An exercise stress test takes things further by monitoring your heart while you walk on a treadmill or ride a stationary bike. It measures blood pressure, electrical activity, and heart rate as the workload increases, comparing your performance against others of the same age and sex. The test can reveal whether the heart receives adequate blood supply during exertion and whether symptoms like chest discomfort, dizziness, or racing heartbeats can be reproduced with physical activity. If the stress test raises concerns, it often guides the decision about whether more detailed imaging or invasive testing is needed.

Treatment Approaches

Treatment depends on which type of cardiovascular disease is involved and how advanced it is, but most plans combine lifestyle changes with medication.

Cholesterol-lowering drugs, particularly statins, are the front-line option for reducing LDL and slowing plaque growth. Blood pressure medications work in different ways: some relax blood vessels, some help the body shed excess fluid and sodium (reducing the heart’s workload), and others slow the heart rate to ease strain. Blood-thinning medications reduce the clotting ability of blood, lowering the chance that a clot will form inside a narrowed artery or a stent. Antiplatelet drugs serve a similar purpose by preventing blood cells called platelets from sticking together.

For more advanced disease, procedures range from stent placement (threading a small mesh tube into a blocked artery to hold it open) to bypass surgery, where a healthy blood vessel from another part of the body is grafted around the blockage. Recovery from a stent procedure is relatively quick, often a day or two in the hospital. Bypass surgery is more involved, with most people needing several weeks before returning to normal activities.

Prevention and Physical Activity Guidelines

The single most impactful lifestyle change for cardiovascular health is regular physical activity. Current guidelines recommend 150 minutes of moderate-intensity aerobic exercise per week, which works out to about 30 minutes a day, five days a week. Brisk walking counts. If you prefer more intense exercise, 75 minutes of vigorous activity like jogging achieves the same benefit. On top of aerobic exercise, at least two days of muscle-strengthening activity per week (targeting all major muscle groups) rounds out the recommendation.

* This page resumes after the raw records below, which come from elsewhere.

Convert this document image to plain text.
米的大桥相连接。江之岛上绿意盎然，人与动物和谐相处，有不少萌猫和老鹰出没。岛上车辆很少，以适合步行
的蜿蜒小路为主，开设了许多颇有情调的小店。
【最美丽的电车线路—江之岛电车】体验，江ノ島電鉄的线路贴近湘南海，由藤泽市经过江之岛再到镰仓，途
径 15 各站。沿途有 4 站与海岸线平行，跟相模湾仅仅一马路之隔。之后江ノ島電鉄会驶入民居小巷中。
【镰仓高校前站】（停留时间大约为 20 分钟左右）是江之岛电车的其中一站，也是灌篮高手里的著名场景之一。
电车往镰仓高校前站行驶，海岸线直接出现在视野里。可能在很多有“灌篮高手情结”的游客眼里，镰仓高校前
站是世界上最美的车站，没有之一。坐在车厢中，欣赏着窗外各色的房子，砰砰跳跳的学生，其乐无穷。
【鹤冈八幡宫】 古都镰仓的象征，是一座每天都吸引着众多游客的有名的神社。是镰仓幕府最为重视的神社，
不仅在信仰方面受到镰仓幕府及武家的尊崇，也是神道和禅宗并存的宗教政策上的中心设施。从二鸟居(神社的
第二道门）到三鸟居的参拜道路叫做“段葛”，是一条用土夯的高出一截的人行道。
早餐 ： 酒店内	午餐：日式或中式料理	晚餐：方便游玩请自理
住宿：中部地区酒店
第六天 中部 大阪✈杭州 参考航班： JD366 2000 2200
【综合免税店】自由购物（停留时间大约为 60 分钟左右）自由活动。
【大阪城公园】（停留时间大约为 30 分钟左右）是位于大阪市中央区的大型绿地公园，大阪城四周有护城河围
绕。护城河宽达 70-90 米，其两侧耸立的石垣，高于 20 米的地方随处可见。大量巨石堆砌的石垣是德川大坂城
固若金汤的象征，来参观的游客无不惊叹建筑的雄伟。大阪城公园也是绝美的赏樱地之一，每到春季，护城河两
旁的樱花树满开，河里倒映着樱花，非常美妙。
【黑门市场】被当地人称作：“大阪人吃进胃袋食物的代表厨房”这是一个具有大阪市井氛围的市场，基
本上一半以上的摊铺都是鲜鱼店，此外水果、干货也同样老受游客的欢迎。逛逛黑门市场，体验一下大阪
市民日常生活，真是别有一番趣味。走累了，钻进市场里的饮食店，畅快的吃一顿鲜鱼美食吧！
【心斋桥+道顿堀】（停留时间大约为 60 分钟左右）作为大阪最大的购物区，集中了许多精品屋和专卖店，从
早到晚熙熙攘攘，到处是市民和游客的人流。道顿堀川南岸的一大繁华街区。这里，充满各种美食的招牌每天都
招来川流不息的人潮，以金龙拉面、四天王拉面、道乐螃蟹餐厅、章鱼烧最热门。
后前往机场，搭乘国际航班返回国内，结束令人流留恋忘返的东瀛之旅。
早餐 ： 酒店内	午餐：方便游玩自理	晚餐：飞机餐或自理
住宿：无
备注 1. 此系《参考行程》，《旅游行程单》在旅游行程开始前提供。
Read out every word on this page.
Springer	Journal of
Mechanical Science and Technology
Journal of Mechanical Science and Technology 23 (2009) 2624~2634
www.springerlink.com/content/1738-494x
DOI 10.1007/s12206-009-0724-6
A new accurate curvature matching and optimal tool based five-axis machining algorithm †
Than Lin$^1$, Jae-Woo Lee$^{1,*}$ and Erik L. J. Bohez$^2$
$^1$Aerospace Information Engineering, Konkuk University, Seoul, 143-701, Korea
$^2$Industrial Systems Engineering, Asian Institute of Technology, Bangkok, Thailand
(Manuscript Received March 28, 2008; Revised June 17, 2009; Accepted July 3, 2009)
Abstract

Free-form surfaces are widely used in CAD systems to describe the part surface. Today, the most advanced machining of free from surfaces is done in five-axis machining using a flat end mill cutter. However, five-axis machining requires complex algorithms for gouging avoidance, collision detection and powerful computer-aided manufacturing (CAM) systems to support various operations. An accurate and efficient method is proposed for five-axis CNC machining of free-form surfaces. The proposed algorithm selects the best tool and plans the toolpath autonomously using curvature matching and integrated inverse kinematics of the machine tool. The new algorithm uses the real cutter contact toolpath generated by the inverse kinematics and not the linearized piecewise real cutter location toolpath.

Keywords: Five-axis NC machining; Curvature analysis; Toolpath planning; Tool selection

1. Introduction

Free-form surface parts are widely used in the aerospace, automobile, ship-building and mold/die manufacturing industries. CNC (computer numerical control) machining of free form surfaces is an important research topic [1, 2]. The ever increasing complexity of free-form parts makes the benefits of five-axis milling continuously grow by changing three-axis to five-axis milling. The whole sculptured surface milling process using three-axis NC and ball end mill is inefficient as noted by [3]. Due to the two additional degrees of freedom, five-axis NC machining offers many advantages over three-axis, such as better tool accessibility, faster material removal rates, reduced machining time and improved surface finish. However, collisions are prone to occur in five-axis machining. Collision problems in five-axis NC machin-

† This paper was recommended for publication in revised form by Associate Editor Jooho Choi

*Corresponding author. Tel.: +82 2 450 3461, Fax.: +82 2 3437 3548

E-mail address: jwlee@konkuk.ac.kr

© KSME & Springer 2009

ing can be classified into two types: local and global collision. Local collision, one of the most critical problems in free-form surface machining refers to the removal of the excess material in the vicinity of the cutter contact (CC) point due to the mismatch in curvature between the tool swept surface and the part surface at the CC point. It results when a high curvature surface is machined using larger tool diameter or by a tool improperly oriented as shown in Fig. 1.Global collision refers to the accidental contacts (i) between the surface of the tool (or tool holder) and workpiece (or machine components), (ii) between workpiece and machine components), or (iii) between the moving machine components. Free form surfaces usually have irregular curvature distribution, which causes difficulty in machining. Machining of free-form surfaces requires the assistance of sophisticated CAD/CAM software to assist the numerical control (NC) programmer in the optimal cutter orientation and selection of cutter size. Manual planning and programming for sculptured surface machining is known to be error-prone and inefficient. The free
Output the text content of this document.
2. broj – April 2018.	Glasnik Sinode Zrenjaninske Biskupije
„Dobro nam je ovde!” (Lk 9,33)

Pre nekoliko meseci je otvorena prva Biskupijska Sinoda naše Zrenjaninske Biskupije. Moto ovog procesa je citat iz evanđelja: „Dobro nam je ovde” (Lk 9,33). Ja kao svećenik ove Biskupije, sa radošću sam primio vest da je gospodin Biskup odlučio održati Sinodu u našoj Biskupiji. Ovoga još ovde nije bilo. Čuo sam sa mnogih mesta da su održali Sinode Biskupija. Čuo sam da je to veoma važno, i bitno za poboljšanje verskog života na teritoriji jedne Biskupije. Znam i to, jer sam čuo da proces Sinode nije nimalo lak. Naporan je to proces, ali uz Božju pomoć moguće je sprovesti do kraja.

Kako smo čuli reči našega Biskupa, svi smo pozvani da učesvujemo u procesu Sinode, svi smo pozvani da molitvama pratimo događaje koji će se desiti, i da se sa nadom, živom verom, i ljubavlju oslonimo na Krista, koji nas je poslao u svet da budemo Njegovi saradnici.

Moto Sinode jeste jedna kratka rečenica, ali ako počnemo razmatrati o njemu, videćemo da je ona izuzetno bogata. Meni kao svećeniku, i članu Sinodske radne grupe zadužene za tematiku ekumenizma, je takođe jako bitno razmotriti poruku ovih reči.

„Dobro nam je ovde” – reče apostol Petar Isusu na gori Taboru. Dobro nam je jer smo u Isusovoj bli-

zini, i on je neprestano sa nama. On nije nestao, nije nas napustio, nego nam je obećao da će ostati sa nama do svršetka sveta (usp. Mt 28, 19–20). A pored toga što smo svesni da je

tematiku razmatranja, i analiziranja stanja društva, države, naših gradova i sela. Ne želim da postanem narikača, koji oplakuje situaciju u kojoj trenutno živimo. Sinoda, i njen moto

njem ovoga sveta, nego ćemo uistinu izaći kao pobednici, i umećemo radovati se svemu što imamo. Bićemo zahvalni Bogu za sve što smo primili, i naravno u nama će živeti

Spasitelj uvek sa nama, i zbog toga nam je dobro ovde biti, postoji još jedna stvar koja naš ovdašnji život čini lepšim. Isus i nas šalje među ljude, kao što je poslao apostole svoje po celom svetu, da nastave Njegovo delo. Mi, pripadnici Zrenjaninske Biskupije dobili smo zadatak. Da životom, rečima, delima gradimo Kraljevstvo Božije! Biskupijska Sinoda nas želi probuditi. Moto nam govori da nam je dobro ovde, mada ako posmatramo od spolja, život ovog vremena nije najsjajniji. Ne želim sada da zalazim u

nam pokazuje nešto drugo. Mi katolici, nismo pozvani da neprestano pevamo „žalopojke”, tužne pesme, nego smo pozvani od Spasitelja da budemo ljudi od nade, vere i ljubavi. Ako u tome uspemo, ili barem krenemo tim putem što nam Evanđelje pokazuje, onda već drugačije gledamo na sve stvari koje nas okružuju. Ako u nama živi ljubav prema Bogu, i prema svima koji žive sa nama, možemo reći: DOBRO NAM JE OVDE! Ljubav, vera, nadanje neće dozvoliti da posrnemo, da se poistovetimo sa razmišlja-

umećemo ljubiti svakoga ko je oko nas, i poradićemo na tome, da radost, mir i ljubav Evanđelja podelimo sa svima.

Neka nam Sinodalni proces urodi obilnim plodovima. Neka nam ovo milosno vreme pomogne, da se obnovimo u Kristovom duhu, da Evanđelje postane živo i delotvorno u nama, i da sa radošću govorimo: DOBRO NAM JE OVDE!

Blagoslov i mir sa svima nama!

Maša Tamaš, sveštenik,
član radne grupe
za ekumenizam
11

Diet matters just as much over the long term. Reducing sodium intake lowers blood pressure. Replacing saturated fats with unsaturated fats (think olive oil instead of butter, fish instead of processed meat) helps bring LDL cholesterol down. Increasing fruit, vegetable, and whole grain intake provides fiber that binds cholesterol in the gut before it reaches the bloodstream.

Quitting smoking produces rapid cardiovascular benefits. Within weeks, blood pressure and heart rate begin to normalize. Within a year, the excess risk of coronary heart disease drops substantially. Combined with regular exercise, a healthy diet, and blood pressure management, these changes can reduce cardiovascular risk by a dramatic margin, even for people who already have some degree of disease.